A multi-criteria analytical framework was applied to rank AI–hardware alternatives for RUL prediction using literature-derived, traceable performance metrics. Evaluated alternatives included RNN/LSTM + IoT sensors, ARIMA + sensors, ANN/DNN + I–V tracers, hybrid CNN + IoT + I–V ensembles, autoencoder-IoT models, and SVM-based approaches. Performance criteria comprised RMSE, MAE, MAPE, R², Accuracy, and Scalability. Metrics were normalized and weighted using the CRITIC method, which assigned dominant importance to R² (0.2632), RMSE (0.2584), MAE (0.2381), and MAPE (0.2367), while Accuracy received minimal weight (0.0036) due to limited discriminatory power. TOPSIS ranking was then applied to identify the most reliable RUL forecasting pipelines under real-world conditions.

Results

The TOPSIS evaluation ranked RNN/LSTM + IoT sensors as the strongest RUL prediction approach with a closeness coefficient of 0.663, significantly outperforming all alternatives. LSTM-IoT models achieved RMSE values as low as 0.0019–0.0020, MAE ≈ 1.24 kWh, and near-perfect explanatory power (R² ≈ 0.9999) across multiple studies. Hybrid CNN + IoT + I–V ensembles ranked second (Ci = 0.522), demonstrating robustness through multi-modal fusion. ARIMA-sensor models ranked third (Ci = 0.504), showing strong statistical fit but reduced adaptability to nonlinear degradation. Autoencoder-IoT methods reported extremely high accuracies (≈99–100%) but ranked lower due to weak error-based performance and limited field validation.

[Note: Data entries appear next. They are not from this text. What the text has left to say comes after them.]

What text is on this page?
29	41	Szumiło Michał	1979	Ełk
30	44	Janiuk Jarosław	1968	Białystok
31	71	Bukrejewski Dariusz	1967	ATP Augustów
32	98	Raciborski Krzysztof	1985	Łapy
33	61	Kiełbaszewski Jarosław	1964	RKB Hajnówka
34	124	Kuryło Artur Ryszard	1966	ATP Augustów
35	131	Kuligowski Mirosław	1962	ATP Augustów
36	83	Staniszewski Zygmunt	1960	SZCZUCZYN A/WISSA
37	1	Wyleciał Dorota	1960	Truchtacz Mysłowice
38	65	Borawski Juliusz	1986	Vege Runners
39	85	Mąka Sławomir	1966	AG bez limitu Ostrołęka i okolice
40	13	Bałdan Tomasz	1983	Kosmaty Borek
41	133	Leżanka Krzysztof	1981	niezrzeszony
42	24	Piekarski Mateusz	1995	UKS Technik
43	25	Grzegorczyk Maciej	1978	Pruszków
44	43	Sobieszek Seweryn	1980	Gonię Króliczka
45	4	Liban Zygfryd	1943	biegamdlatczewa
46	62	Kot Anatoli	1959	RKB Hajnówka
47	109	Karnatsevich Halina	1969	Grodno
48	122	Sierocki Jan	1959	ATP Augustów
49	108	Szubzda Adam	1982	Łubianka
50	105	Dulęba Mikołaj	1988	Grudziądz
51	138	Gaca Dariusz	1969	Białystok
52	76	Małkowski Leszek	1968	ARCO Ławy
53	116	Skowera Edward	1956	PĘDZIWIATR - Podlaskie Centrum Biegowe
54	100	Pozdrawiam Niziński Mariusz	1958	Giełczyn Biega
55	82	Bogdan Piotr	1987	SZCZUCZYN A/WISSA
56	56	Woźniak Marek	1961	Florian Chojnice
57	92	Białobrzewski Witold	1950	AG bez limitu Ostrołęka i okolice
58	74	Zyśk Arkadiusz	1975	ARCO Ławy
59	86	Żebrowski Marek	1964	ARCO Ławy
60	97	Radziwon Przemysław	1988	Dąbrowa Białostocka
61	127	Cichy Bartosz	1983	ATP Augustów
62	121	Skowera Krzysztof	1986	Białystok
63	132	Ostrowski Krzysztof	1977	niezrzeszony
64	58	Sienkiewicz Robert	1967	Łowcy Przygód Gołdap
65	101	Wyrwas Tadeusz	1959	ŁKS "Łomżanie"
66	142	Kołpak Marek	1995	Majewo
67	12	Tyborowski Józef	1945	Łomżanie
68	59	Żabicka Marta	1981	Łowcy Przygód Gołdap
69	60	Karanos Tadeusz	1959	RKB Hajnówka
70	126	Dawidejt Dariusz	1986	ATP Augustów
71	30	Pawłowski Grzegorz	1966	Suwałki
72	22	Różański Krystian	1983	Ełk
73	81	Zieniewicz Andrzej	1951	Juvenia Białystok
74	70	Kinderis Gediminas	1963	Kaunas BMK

ANN/DNN and SVM-based models consistently ranked lowest due to sparse reporting of RUL-specific error metrics and constrained scalability

Conclusion

The findings confirm that LSTM-based IoT frameworks are the most effective and field-ready solution for RUL prediction in photovoltaic systems, particularly under Nigerian environmental conditions. By minimizing prediction error while maintaining high explanatory power, LSTM-IoT models enable reliable forecasting of PV degradation trajectories and support predictive maintenance scheduling. When integrated with UAV-thermal SHM pipelines, the approach forms a unified, end-to-end diagnostic framework that addresses both immediate structural faults and long-term lifespan degradation, advancing scalable PV asset management in sub-Saharan Africa.